After lunch with our mutual friend [livejournal.com profile] daisho, [livejournal.com profile] 4ll4n0 and I went off to the V&A, which he had not previously seen. I took him (after the Chihuly) to see my favorite part of the V&A, the plaster cast courts.

I love them so much because it's a kind of study and tourism which just isn't done anymore, not in quite that way. In the eighteenth and nineteenth centuries, antiquaries traveled through Europe, making plaster casts directly from major works of sculpture and architecture and using those as molds to make plaster reproductions of the originals.
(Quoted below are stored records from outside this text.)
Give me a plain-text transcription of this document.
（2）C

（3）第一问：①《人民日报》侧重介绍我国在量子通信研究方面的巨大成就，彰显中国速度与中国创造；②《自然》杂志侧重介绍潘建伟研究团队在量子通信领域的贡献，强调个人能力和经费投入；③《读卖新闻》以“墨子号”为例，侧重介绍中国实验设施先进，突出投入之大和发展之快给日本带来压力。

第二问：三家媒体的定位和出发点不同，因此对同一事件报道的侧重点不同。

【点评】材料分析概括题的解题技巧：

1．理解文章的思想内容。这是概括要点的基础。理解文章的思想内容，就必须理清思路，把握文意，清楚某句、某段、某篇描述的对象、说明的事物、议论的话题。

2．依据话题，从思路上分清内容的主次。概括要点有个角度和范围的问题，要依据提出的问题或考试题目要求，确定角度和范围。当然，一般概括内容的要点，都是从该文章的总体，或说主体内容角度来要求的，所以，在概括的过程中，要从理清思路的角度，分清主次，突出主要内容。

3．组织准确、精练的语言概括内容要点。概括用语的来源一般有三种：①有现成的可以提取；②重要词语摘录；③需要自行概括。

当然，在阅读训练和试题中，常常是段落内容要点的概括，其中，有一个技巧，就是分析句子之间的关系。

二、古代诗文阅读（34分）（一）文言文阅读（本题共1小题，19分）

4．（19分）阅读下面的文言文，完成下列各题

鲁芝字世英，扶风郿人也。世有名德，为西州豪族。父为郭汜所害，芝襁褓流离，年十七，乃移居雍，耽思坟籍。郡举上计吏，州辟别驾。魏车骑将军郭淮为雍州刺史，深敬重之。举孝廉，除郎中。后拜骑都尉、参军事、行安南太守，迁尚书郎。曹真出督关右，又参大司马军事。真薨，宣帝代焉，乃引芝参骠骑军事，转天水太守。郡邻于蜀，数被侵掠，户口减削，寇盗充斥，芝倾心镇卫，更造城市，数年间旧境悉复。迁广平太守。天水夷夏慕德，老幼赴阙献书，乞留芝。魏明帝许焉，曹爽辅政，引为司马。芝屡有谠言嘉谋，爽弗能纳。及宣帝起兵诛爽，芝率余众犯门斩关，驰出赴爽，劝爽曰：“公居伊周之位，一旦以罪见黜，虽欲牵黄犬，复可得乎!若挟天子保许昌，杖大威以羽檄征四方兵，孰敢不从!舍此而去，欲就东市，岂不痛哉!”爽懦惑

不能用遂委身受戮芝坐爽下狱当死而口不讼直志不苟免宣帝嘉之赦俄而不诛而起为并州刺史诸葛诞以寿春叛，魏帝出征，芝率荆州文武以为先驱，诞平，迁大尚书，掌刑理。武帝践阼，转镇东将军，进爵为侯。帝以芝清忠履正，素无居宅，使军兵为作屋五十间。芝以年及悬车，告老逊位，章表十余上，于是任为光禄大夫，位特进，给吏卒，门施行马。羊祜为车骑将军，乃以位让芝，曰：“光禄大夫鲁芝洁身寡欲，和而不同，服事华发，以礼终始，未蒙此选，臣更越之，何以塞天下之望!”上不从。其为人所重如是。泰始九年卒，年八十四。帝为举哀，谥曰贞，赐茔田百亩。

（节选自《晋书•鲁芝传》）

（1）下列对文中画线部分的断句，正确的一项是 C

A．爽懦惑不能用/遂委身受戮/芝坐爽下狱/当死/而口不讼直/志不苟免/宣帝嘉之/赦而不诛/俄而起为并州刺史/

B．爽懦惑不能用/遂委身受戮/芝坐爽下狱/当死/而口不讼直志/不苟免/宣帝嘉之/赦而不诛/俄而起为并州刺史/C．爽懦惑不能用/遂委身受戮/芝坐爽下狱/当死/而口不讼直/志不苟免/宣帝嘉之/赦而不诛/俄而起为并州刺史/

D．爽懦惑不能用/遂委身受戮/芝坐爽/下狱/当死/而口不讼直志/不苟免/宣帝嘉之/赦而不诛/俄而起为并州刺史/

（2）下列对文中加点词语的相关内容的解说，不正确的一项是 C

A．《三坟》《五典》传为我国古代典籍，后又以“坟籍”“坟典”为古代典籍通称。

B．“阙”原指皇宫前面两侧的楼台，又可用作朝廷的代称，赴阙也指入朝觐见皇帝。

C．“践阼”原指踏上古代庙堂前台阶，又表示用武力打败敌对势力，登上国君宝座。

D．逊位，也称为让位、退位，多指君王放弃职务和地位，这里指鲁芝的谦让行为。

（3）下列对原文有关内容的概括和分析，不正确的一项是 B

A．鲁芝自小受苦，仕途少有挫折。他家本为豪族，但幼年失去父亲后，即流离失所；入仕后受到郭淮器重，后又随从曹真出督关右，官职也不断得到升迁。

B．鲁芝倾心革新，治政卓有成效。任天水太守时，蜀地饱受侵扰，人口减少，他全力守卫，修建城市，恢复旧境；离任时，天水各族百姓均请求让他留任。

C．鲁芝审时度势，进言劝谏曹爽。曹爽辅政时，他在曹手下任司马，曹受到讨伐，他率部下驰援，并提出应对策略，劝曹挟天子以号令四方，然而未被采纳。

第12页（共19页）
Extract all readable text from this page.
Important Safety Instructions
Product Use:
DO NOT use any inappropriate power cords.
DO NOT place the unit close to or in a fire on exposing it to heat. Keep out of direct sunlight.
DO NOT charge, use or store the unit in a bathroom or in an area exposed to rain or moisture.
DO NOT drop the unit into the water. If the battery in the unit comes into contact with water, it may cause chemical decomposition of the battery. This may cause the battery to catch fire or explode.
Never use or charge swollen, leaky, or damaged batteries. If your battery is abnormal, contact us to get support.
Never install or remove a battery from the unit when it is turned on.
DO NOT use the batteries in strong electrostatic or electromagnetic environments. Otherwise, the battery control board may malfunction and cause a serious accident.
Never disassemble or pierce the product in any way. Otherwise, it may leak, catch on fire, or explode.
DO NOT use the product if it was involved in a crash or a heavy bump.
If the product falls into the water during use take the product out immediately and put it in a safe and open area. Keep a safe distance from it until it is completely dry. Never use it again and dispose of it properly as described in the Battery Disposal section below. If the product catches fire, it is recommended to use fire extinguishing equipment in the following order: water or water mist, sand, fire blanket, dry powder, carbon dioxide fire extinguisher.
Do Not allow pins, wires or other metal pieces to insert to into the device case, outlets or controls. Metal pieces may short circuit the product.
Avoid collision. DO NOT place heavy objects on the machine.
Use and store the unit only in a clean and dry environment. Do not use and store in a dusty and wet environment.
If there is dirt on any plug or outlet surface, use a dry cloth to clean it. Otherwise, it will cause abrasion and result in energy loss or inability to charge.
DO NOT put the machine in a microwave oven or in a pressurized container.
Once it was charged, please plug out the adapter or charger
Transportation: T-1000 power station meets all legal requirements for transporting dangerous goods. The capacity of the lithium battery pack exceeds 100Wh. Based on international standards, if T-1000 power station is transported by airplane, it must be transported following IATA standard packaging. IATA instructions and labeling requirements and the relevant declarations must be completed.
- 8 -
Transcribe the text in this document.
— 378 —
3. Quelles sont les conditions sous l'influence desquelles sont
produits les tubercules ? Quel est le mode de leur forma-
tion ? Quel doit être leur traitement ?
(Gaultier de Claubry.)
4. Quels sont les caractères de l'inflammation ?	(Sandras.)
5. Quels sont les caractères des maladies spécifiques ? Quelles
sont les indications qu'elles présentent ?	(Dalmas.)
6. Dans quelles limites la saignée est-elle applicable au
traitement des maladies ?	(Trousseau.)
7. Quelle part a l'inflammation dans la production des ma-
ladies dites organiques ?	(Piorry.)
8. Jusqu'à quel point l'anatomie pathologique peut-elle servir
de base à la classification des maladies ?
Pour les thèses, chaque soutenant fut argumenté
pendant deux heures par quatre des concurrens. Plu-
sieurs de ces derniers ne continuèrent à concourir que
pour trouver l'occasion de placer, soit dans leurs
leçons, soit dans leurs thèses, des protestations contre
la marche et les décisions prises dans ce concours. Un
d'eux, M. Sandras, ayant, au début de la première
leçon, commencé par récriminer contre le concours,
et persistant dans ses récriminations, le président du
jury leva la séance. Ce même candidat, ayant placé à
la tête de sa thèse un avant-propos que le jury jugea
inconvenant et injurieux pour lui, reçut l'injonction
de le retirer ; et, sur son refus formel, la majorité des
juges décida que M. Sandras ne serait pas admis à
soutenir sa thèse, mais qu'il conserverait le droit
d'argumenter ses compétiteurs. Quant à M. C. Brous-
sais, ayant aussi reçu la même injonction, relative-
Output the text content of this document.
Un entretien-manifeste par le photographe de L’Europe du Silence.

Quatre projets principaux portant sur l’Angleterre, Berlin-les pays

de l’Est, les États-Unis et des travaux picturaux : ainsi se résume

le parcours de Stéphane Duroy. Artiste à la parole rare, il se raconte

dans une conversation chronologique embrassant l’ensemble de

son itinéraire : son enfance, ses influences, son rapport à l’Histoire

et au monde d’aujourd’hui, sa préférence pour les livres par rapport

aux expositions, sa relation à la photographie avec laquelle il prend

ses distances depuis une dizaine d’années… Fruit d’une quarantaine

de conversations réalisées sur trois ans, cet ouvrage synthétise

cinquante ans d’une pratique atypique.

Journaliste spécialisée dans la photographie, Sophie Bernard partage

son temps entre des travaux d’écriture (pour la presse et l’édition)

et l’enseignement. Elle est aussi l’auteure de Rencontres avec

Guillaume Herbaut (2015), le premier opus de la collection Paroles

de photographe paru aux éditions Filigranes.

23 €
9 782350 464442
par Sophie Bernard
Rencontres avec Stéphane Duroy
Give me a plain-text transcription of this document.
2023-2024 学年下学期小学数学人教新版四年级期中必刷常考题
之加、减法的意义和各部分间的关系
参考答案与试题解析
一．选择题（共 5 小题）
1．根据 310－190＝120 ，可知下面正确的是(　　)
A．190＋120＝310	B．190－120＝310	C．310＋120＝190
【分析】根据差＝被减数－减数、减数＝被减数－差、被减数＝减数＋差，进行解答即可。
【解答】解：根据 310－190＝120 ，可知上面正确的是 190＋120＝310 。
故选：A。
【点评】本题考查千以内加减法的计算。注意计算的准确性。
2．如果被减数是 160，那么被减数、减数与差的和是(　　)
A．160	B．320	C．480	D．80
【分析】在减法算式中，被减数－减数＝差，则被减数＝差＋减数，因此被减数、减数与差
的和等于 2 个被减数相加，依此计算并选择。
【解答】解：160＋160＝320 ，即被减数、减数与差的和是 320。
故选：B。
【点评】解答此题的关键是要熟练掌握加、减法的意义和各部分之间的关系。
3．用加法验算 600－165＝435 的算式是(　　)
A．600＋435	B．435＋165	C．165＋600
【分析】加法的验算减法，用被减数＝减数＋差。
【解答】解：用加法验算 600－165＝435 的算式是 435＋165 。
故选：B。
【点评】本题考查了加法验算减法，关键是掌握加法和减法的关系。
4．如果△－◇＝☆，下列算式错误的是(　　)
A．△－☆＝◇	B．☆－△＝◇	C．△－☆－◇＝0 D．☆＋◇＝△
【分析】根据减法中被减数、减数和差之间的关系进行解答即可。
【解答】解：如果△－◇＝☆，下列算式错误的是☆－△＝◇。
Who needs the expense of a Grand Tour when one can go to the plaster cast courts and see the eastern façade of Chartres cathedral, Michaelangelo's David, eighth-century Scandinavian crosses, and the Trajan Column all in ten minutes?

After that we went through the Medieval and Renaissance galleries, eighteenth-century cabinetry, modern theater design, Japan (complete with an actual daisho), and a history of jewelry, before heading off to the BSFA, where the guest was so well-spoken and forthcoming, he practically interviewed himself.

On the tube, on the way home, I encountered the plaster cast courts again in the form of "this huge, ivory-white carved column of coherent light in the middle of the floor".
'What is that?'
'Trajan's column,' he said, without looking round. 'Scanned from the plaster cast in the V&A. Amazing, isn't it.'
(Gwyneth Jones, Bold as Love, 282)

Over at Torque Control, Niall is discussing Bold as Love this week. The first of the posts is here. No plaster casts. (Yet.)
There is 1 comment on this entry. (Reply.)
 
posted by [identity profile] targaff.livejournal.com at 05:11am on 25/02/2011
I thought they were pretty much the best thing at the V&A, too. I found much of the rest rather disappointing.